When Redis is used for sessions, the connection value is stored in session_redis.server. Keep the PHP web runtime and the CLI runtime aligned: both must be able to reach the configured session backend.
Session backend changes can log users out or invalidate active sessions. Plan them during a maintenance window and verify login in the administration interface afterwards.
Administration Settings
The administration interface exposes selected configuration values through settings panels. Core settings are declared by XML files such as:
packages/quiqqer/core/admin/settings/conf.xmlpackages/quiqqer/core/admin/settings/cache.xml
Installed packages can add their own settings panels. These settings are still stored as system or package configuration and should be treated as operational changes.
Use the administration interface for normal changes when a setting is available there. Manual file edits are useful for recovery, deployment automation, or settings that are not exposed through the UI.
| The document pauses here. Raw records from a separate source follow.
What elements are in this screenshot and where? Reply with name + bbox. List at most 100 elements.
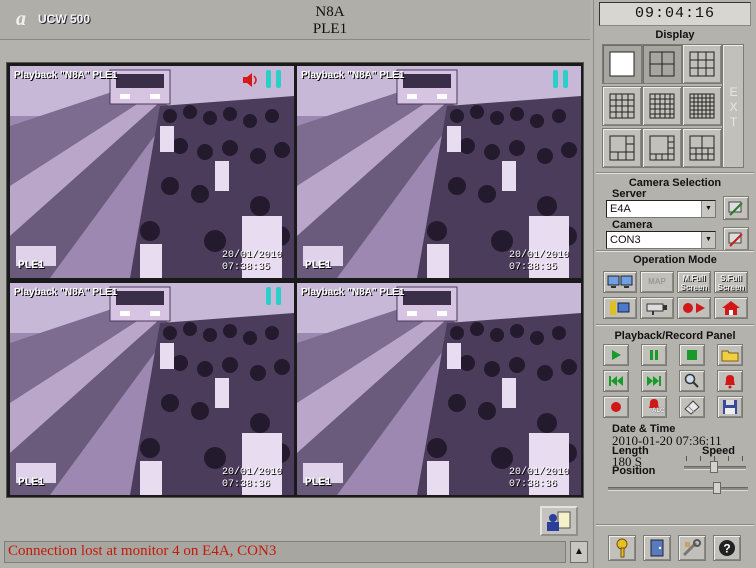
help-button[interactable]: ? (713, 535, 741, 561)
divider (596, 524, 754, 526)
eraser-button[interactable] (679, 396, 705, 418)
monitor-camera-label: PLE1 (18, 477, 45, 489)
layout-2plus8-button[interactable] (682, 128, 722, 168)
layout-2x2-button[interactable] (642, 44, 682, 84)
status-scroll-button[interactable]: ▲ (570, 541, 588, 563)
pause-button[interactable] (641, 344, 667, 366)
monitor-time: 07:38:36 (509, 479, 558, 490)
layout-3x3-button[interactable] (682, 44, 722, 84)
triangle-up-icon: ▲ (574, 546, 584, 557)
monitor-camera-label: PLE1 (18, 260, 45, 272)
indicator-icon (266, 70, 271, 88)
stop-button[interactable] (679, 344, 705, 366)
pause-icon (650, 350, 658, 360)
layout-1plus5-button[interactable] (602, 128, 642, 168)
key-icon (616, 538, 628, 558)
server-select[interactable]: E4A ▼ (606, 200, 716, 218)
logout-button[interactable] (643, 535, 671, 561)
chevron-down-icon: ▼ (701, 201, 715, 217)
layout-1x1-icon (609, 51, 635, 77)
camera-config-icon (728, 232, 743, 247)
save-button[interactable] (717, 396, 743, 418)
layout-3x3-icon (689, 51, 715, 77)
layout-1x1-button[interactable] (602, 44, 642, 84)
tools-icon (682, 539, 701, 557)
play-icon (612, 350, 621, 360)
monitor-date: 20/01/2010 (509, 250, 570, 261)
camera-feed-image (297, 283, 581, 495)
layout-5x5-button[interactable] (642, 86, 682, 126)
monitor-date: 20/01/2010 (222, 250, 283, 261)
search-button[interactable] (679, 370, 705, 392)
multi-full-screen-button[interactable]: M.Full Screen (677, 271, 711, 293)
layout-2x2-icon (649, 51, 675, 77)
app-logo: a UCW 500 (8, 6, 98, 32)
logo-mark-icon: a (16, 8, 26, 30)
monitor-4[interactable]: Playback "N8A" PLE1 PLE1 20/01/2010 07:3… (297, 283, 581, 495)
svg-text:?: ? (723, 542, 730, 556)
server-select-value: E4A (610, 203, 631, 215)
monitors-icon (607, 275, 633, 288)
layout-1plus5-icon (609, 135, 635, 161)
layout-1plus7-button[interactable] (642, 128, 682, 168)
settings-button[interactable] (678, 535, 706, 561)
camera-title: PLE1 (312, 21, 348, 37)
alarm-clear-button[interactable]: ALC (641, 396, 667, 418)
layout-1plus7-icon (649, 135, 675, 161)
record-button[interactable] (603, 396, 629, 418)
camera-feed-image (10, 283, 294, 495)
monitor-2[interactable]: Playback "N8A" PLE1 PLE1 20/01/2010 07:3… (297, 66, 581, 278)
user-button[interactable] (603, 297, 637, 319)
server-config-icon (728, 201, 743, 216)
layout-4x4-button[interactable] (602, 86, 642, 126)
rewind-button[interactable] (603, 370, 629, 392)
indicator-icon (563, 70, 568, 88)
users-icon (547, 511, 571, 531)
divider (596, 324, 754, 326)
speed-slider-thumb[interactable] (710, 461, 718, 473)
monitor-time: 07:38:35 (509, 262, 558, 273)
monitor-caption: Playback "N8A" PLE1 (301, 70, 405, 81)
video-grid: Playback "N8A" PLE1 PLE1 20/01/2010 07:3… (6, 62, 584, 498)
help-icon: ? (719, 540, 735, 556)
open-folder-button[interactable] (717, 344, 743, 366)
folder-icon (721, 350, 739, 362)
camera-select[interactable]: CON3 ▼ (606, 231, 716, 249)
ext-button[interactable]: EXT (722, 44, 744, 168)
display-header: Display (655, 29, 695, 41)
monitor-time: 07:38:35 (222, 262, 271, 273)
site-title: N8A (315, 4, 345, 20)
eraser-icon (684, 400, 700, 415)
home-button[interactable] (714, 297, 748, 319)
monitor-camera-label: PLE1 (305, 477, 332, 489)
divider (596, 250, 754, 252)
play-button[interactable] (603, 344, 629, 366)
monitor-date: 20/01/2010 (509, 467, 570, 478)
server-settings-button[interactable] (723, 196, 749, 220)
record-play-button[interactable] (677, 297, 711, 319)
ext-label: EXT (726, 85, 741, 130)
alarm-button[interactable] (717, 370, 743, 392)
home-icon (722, 301, 740, 315)
login-button[interactable] (608, 535, 636, 561)
map-button[interactable]: MAP (640, 271, 674, 293)
monitor-caption: Playback "N8A" PLE1 (301, 287, 405, 298)
map-label: MAP (648, 277, 666, 286)
fast-forward-button[interactable] (641, 370, 667, 392)
monitor-1[interactable]: Playback "N8A" PLE1 PLE1 20/01/2010 07:3… (10, 66, 294, 278)
stop-icon (687, 350, 697, 360)
monitor-time: 07:38:36 (222, 479, 271, 490)
speaker-icon[interactable] (242, 72, 260, 88)
layout-6x6-button[interactable] (682, 86, 722, 126)
door-exit-icon (650, 539, 664, 557)
camera-settings-button[interactable] (723, 227, 749, 251)
position-slider-thumb[interactable] (713, 482, 721, 494)
single-full-screen-button[interactable]: S.Full Screen (714, 271, 748, 293)
multi-monitor-button[interactable] (603, 271, 637, 293)
ptz-camera-button[interactable] (640, 297, 674, 319)
monitor-3[interactable]: Playback "N8A" PLE1 PLE1 20/01/2010 07:3… (10, 283, 294, 495)
floppy-disk-icon (723, 400, 737, 414)
position-slider[interactable] (608, 487, 748, 491)
camera-feed-image (10, 66, 294, 278)
user-list-button[interactable] (540, 506, 578, 536)
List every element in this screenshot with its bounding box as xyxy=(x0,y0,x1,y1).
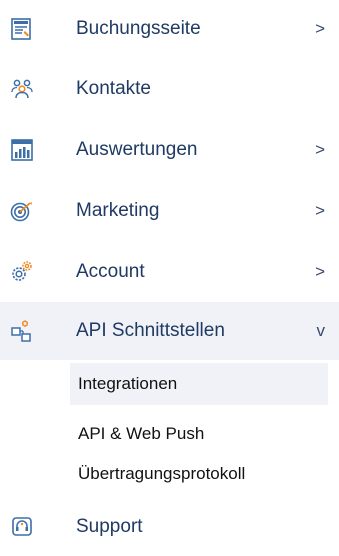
chevron-right-icon: > xyxy=(315,140,325,159)
menu-item-label: Support xyxy=(76,516,143,537)
submenu-item-uebertragungsprotokoll[interactable]: Übertragungsprotokoll xyxy=(70,453,328,495)
menu-item-label: Marketing xyxy=(76,200,160,221)
menu-item-label: Auswertungen xyxy=(76,139,198,160)
menu-item-account[interactable]: Account > xyxy=(0,243,339,301)
submenu-item-integrationen[interactable]: Integrationen xyxy=(70,363,328,405)
contacts-icon xyxy=(10,77,34,101)
booking-page-icon xyxy=(10,17,34,41)
menu-item-kontakte[interactable]: Kontakte xyxy=(0,60,339,118)
chevron-right-icon: > xyxy=(315,262,325,281)
account-gears-icon xyxy=(10,260,34,284)
chevron-down-icon: v xyxy=(316,321,326,340)
menu-item-label: API Schnittstellen xyxy=(76,320,225,341)
menu-item-marketing[interactable]: Marketing > xyxy=(0,182,339,240)
menu-item-auswertungen[interactable]: Auswertungen > xyxy=(0,121,339,179)
submenu-item-api-web-push[interactable]: API & Web Push xyxy=(70,413,328,455)
menu-item-support[interactable]: Support xyxy=(0,498,339,556)
api-icon xyxy=(10,319,34,343)
menu-item-api-schnittstellen[interactable]: API Schnittstellen v xyxy=(0,302,339,360)
menu-item-label: Account xyxy=(76,261,145,282)
menu-item-label: Buchungsseite xyxy=(76,18,201,39)
menu-item-buchungsseite[interactable]: Buchungsseite > xyxy=(0,0,339,58)
menu-item-label: Kontakte xyxy=(76,78,151,99)
chevron-right-icon: > xyxy=(315,201,325,220)
sidebar-menu: Buchungsseite > Kontakte Auswertungen > … xyxy=(0,0,339,542)
support-headset-icon xyxy=(10,515,34,539)
marketing-target-icon xyxy=(10,199,34,223)
reports-icon xyxy=(10,138,34,162)
chevron-right-icon: > xyxy=(315,19,325,38)
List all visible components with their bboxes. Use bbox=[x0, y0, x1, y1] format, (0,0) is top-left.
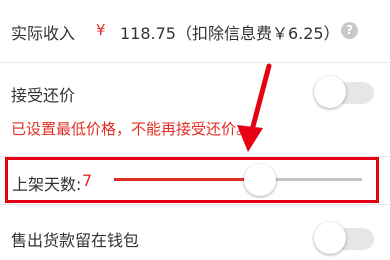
accept-counter-offer-label: 接受还价 bbox=[11, 86, 76, 105]
toggle-knob bbox=[314, 76, 346, 108]
toggle-knob bbox=[314, 222, 346, 254]
help-circle-icon[interactable]: ? bbox=[341, 22, 358, 39]
accept-counter-offer-row: 接受还价 已设置最低价格，不能再接受还价。 bbox=[0, 63, 390, 156]
keep-in-wallet-row: 售出货款留在钱包 bbox=[0, 205, 390, 260]
counter-offer-note: 已设置最低价格，不能再接受还价。 bbox=[11, 120, 252, 138]
income-currency: ¥ bbox=[96, 21, 106, 39]
keep-in-wallet-label: 售出货款留在钱包 bbox=[11, 231, 140, 250]
income-row: 实际收入 ¥ 118.75（扣除信息费￥6.25） ? bbox=[0, 0, 390, 62]
income-amount: 118.75（扣除信息费￥6.25） bbox=[120, 24, 340, 43]
accept-counter-offer-toggle[interactable] bbox=[314, 76, 374, 108]
highlight-box bbox=[5, 157, 379, 203]
keep-in-wallet-toggle[interactable] bbox=[314, 222, 374, 254]
income-label: 实际收入 bbox=[11, 24, 76, 43]
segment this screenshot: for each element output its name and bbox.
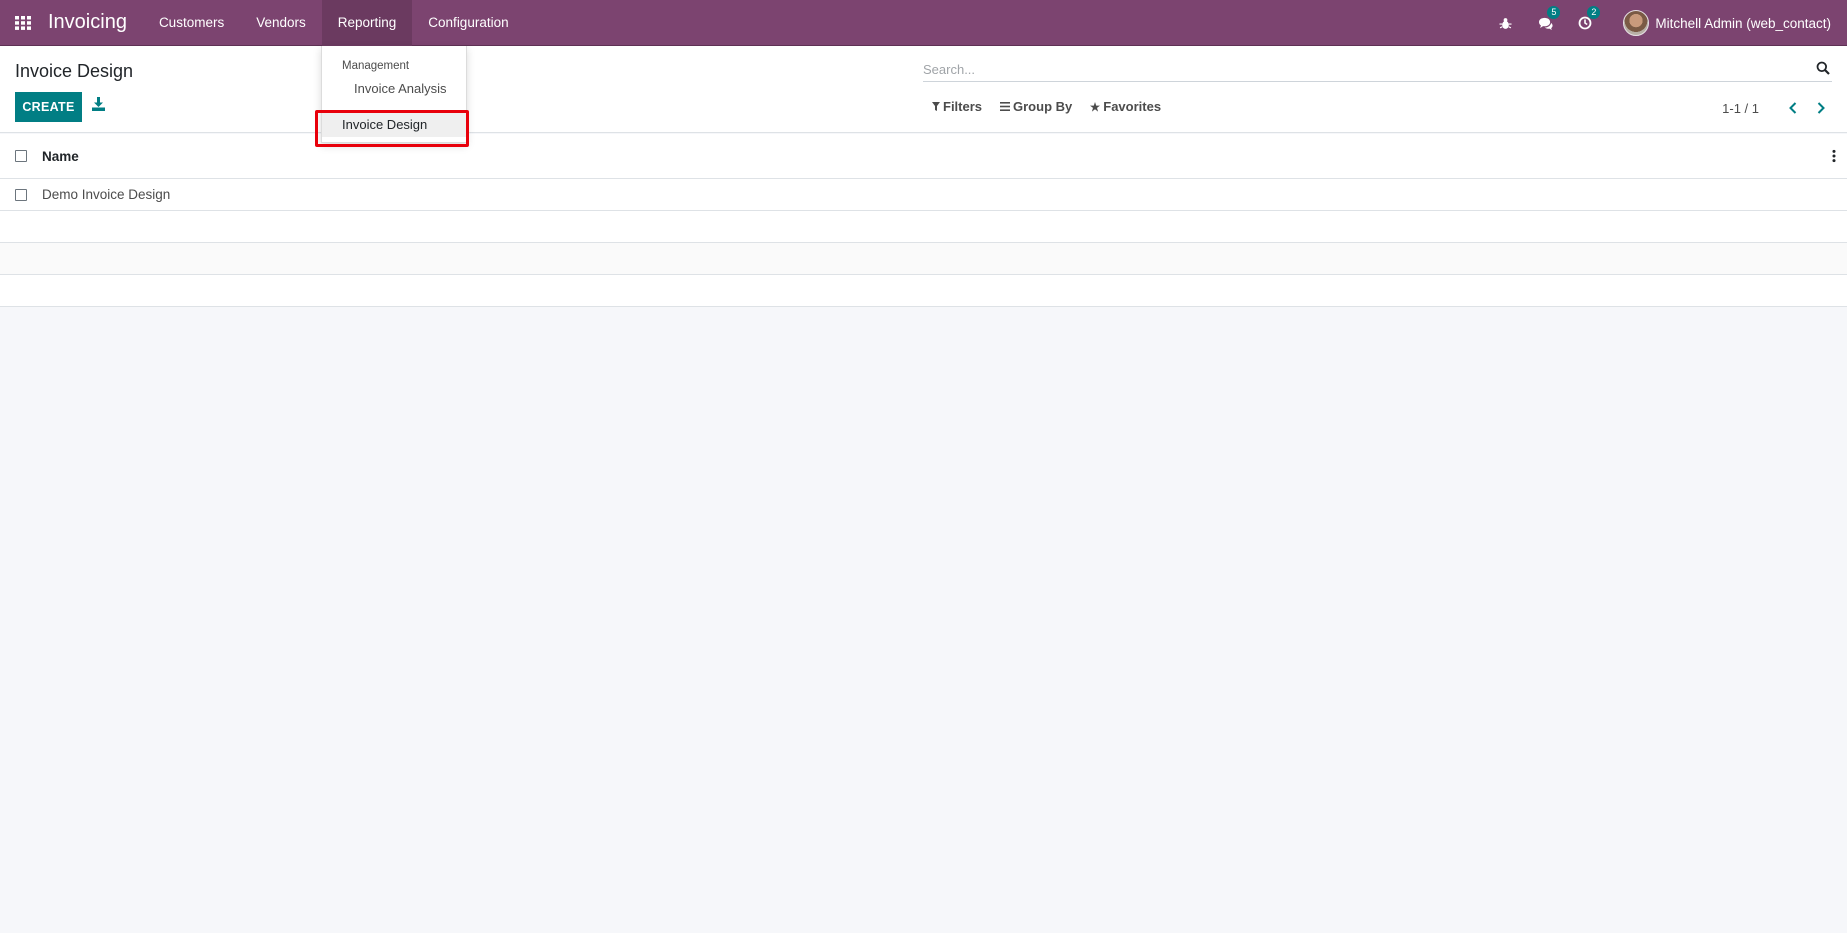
activities-count-badge: 2	[1587, 6, 1601, 19]
pager: 1-1 / 1	[1722, 98, 1831, 118]
pager-previous-button[interactable]	[1783, 98, 1803, 118]
row-checkbox[interactable]	[15, 188, 27, 201]
menu-reporting[interactable]: Reporting	[321, 0, 413, 46]
user-menu[interactable]: Mitchell Admin (web_contact)	[1623, 10, 1831, 36]
debug-toggle[interactable]	[1497, 15, 1513, 31]
systray: 5 2 Mitchell Admin (web_contact)	[1473, 0, 1831, 46]
group-by-label: Group By	[1013, 99, 1073, 114]
list-view: Name Demo Invoice Design	[0, 134, 1847, 307]
filter-icon	[932, 102, 940, 111]
grid-icon	[15, 15, 31, 30]
messages-button[interactable]: 5	[1537, 6, 1561, 31]
group-by-button[interactable]: Group By	[1000, 99, 1072, 114]
chevron-right-icon	[1817, 102, 1825, 114]
list-header: Name	[0, 134, 1847, 179]
filters-button[interactable]: Filters	[932, 99, 982, 114]
activities-button[interactable]: 2	[1577, 6, 1601, 31]
menu-item-invoice-design[interactable]: Invoice Design	[322, 112, 466, 137]
control-panel: Invoice Design CREATE Filters Group By	[0, 46, 1847, 133]
empty-row	[0, 211, 1847, 243]
search-bar	[923, 58, 1832, 82]
empty-row	[0, 275, 1847, 307]
select-all-checkbox[interactable]	[15, 150, 27, 162]
table-row[interactable]: Demo Invoice Design	[0, 179, 1847, 211]
menu-customers[interactable]: Customers	[143, 0, 240, 46]
menu-vendors[interactable]: Vendors	[240, 0, 322, 46]
star-icon	[1090, 101, 1101, 112]
bars-icon	[1000, 102, 1011, 111]
empty-row	[0, 243, 1847, 275]
pager-value[interactable]: 1-1 / 1	[1722, 101, 1759, 116]
export-button[interactable]	[92, 97, 108, 115]
optional-columns-icon[interactable]	[1831, 149, 1837, 163]
bug-icon	[1499, 17, 1512, 29]
app-title[interactable]: Invoicing	[48, 11, 127, 34]
pager-next-button[interactable]	[1811, 98, 1831, 118]
menu-configuration[interactable]: Configuration	[412, 0, 524, 46]
reporting-dropdown: Management Invoice Analysis Invoice Desi…	[321, 46, 467, 143]
apps-menu-button[interactable]	[0, 0, 46, 46]
search-button[interactable]	[1816, 61, 1832, 77]
dropdown-section-header: Management	[342, 60, 410, 72]
search-icon	[1816, 61, 1830, 75]
filters-label: Filters	[943, 99, 983, 114]
favorites-label: Favorites	[1103, 99, 1162, 114]
chevron-left-icon	[1789, 102, 1797, 114]
column-header-name[interactable]: Name	[42, 149, 79, 164]
avatar	[1623, 10, 1650, 36]
create-button[interactable]: CREATE	[15, 92, 82, 122]
search-input[interactable]	[923, 58, 1803, 80]
row-name-cell[interactable]: Demo Invoice Design	[42, 187, 170, 202]
download-icon	[92, 97, 105, 111]
main-navbar: Invoicing Customers Vendors Reporting Co…	[0, 0, 1847, 46]
search-options: Filters Group By Favorites	[932, 99, 1179, 114]
page-title[interactable]: Invoice Design	[15, 61, 133, 82]
user-name: Mitchell Admin (web_contact)	[1655, 15, 1831, 31]
menu-item-invoice-analysis[interactable]: Invoice Analysis	[354, 81, 447, 96]
favorites-button[interactable]: Favorites	[1090, 99, 1161, 114]
messages-count-badge: 5	[1547, 6, 1561, 19]
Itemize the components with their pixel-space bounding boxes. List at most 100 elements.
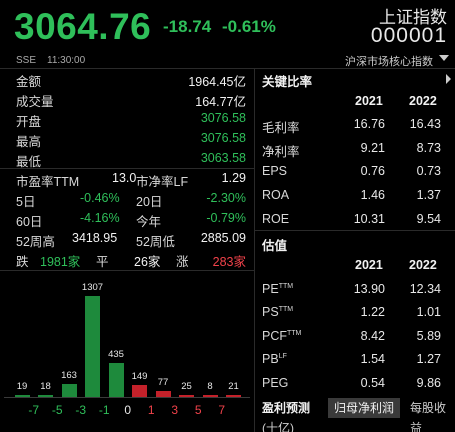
valuation-title: 估值 <box>262 239 288 253</box>
valuation-summary-row: 市盈率TTM 13.0 市净率LF 1.29 <box>16 171 246 189</box>
chart-baseline <box>4 397 250 398</box>
w52-low-value: 2885.09 <box>200 231 246 245</box>
histogram-tick-label: 1 <box>147 403 155 417</box>
ratio-label: 净利率 <box>262 145 300 159</box>
ratios-divider <box>255 230 455 231</box>
histogram-bar <box>38 395 53 397</box>
valuation-row: PBLF 1.54 1.27 <box>262 352 455 369</box>
valuation-row: PEG 0.54 9.86 <box>262 376 455 393</box>
quote-time: 11:30:00 <box>47 55 86 66</box>
pb-lf-value: 1.29 <box>221 171 246 185</box>
pe-ttm-value: 13.0 <box>112 171 137 185</box>
d60-value: -4.16% <box>80 211 120 225</box>
histogram-tick-label: 0 <box>124 403 132 417</box>
price-change: -18.74 <box>163 17 212 36</box>
high-value: 3076.58 <box>200 131 246 145</box>
ratio-row: ROE 10.31 9.54 <box>262 212 455 229</box>
ratio-label: ROE <box>262 212 290 226</box>
ratio-value-2022: 0.73 <box>416 164 441 178</box>
fall-label: 跌 <box>16 255 29 269</box>
histogram-bar <box>202 395 218 397</box>
histogram-tick-label: 3 <box>171 403 179 417</box>
high-row: 最高 3076.58 <box>16 131 246 149</box>
valuation-label: PETTM <box>262 282 294 296</box>
histogram-bar <box>155 391 171 397</box>
tab-eps[interactable]: 每股收益 <box>404 398 455 432</box>
valuation-value-2022: 1.27 <box>416 352 441 366</box>
valuation-value-2021: 1.54 <box>360 352 385 366</box>
amount-row: 金额 1964.45亿 <box>16 71 246 89</box>
rise-label: 涨 <box>176 255 189 269</box>
ratio-value-2022: 9.54 <box>416 212 441 226</box>
histogram-bar-label: 435 <box>108 349 124 360</box>
panel-divider <box>254 68 255 432</box>
ratio-value-2022: 16.43 <box>409 117 441 131</box>
pb-lf-label: 市净率LF <box>136 175 189 189</box>
ratio-label: 毛利率 <box>262 121 300 135</box>
volume-label: 成交量 <box>16 95 54 109</box>
w52-high-value: 3418.95 <box>72 231 118 245</box>
index-price: 3064.76 <box>14 6 152 47</box>
d20-value: -2.30% <box>206 191 246 205</box>
ratio-value-2021: 16.76 <box>353 117 385 131</box>
open-label: 开盘 <box>16 115 42 129</box>
ratios-year-2022: 2022 <box>409 94 437 108</box>
histogram-tick-label: 5 <box>194 403 202 417</box>
valuation-row: PCFTTM 8.42 5.89 <box>262 329 455 346</box>
tab-forecast[interactable]: 盈利预测 <box>256 398 316 418</box>
rise-count: 283家 <box>212 255 246 269</box>
histogram-bar-label: 1307 <box>81 282 104 293</box>
open-value: 3076.58 <box>200 111 246 125</box>
ratio-value-2021: 0.76 <box>360 164 385 178</box>
return-row-1: 5日 -0.46% 20日 -2.30% <box>16 191 246 209</box>
low-value: 3063.58 <box>200 151 246 165</box>
price-change-percent: -0.61% <box>222 17 276 36</box>
ratio-value-2021: 1.46 <box>360 188 385 202</box>
tab-net-profit[interactable]: 归母净利润 <box>328 398 401 418</box>
forecast-unit: (十亿) <box>262 421 294 432</box>
breadth-divider <box>0 270 254 271</box>
breadth-row: 跌 1981家 平 26家 涨 283家 <box>16 251 246 269</box>
fall-count: 1981家 <box>40 255 81 269</box>
valuation-value-2021: 1.22 <box>360 305 385 319</box>
valuation-label: PSTTM <box>262 305 294 319</box>
histogram-bar <box>179 395 194 397</box>
dropdown-caret-icon[interactable] <box>439 55 449 61</box>
valuation-value-2022: 1.01 <box>416 305 441 319</box>
valuation-label: PCFTTM <box>262 329 302 343</box>
ytd-label: 今年 <box>136 215 162 229</box>
flat-count: 26家 <box>134 255 161 269</box>
ratio-value-2021: 9.21 <box>360 141 385 155</box>
ratio-value-2022: 8.73 <box>416 141 441 155</box>
volume-row: 成交量 164.77亿 <box>16 91 246 109</box>
high-label: 最高 <box>16 135 42 149</box>
histogram-bar <box>108 363 124 397</box>
ratio-row: 毛利率 16.76 16.43 <box>262 117 455 135</box>
valuation-row: PETTM 13.90 12.34 <box>262 282 455 299</box>
index-subtitle: 沪深市场核心指数 <box>345 56 433 68</box>
key-ratios-title: 关键比率 <box>262 75 313 89</box>
header-divider <box>0 68 455 69</box>
ratio-row: ROA 1.46 1.37 <box>262 188 455 205</box>
valuation-value-2021: 0.54 <box>360 376 385 390</box>
valuation-value-2022: 9.86 <box>416 376 441 390</box>
ytd-value: -0.79% <box>206 211 246 225</box>
ratio-label: ROA <box>262 188 290 202</box>
valuation-value-2021: 13.90 <box>353 282 385 296</box>
exchange-label: SSE <box>16 55 37 66</box>
histogram-tick-label: -3 <box>75 403 87 417</box>
ratios-year-2021: 2021 <box>355 94 383 108</box>
valuation-value-2021: 8.42 <box>360 329 385 343</box>
histogram-tick-label: -1 <box>98 403 110 417</box>
histogram-tick-label: -5 <box>51 403 63 417</box>
valuation-label: PBLF <box>262 352 287 366</box>
valuation-year-2022: 2022 <box>409 258 437 272</box>
flat-label: 平 <box>96 255 109 269</box>
ratio-label: EPS <box>262 164 288 178</box>
week52-row: 52周高 3418.95 52周低 2885.09 <box>16 231 246 249</box>
change-distribution-chart: 19 18 163 1307 435 149 77 25 8 21 -7 -5 -3 -1 0 1 3 5 7 <box>0 272 254 432</box>
histogram-bar <box>226 395 241 397</box>
d20-label: 20日 <box>136 195 163 209</box>
ratios-scroll-icon[interactable] <box>446 74 451 84</box>
amount-value: 1964.45亿 <box>188 75 246 89</box>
Changing Configuration Safely
Before changing configuration:
- create a backup of the affected
etc/file - note the old value and the reason for the change
- check whether the setting is available in the administration interface
- understand whether the setting is environment-specific
- plan cache clearing or setup runs if the setting affects runtime behavior
After changing configuration:
- clear relevant caches
- run setup when package configuration or generated definitions changed
- regenerate web server files when web server customizations changed
- verify frontend and administration interface
- inspect logs for configuration-related errors
Examples
Maintenance mode can be controlled through the console:
./console --tool=quiqqer:maintenance --status=on
./console --tool=quiqqer:maintenance --status=offApache custom rules should be added to:
etc/htaccess.custom.phpThen regenerate .htaccess:
./console htaccessCache behavior can be changed through cache settings in the administration interface or through the corresponding configuration files. Clear caches after changing cache behavior.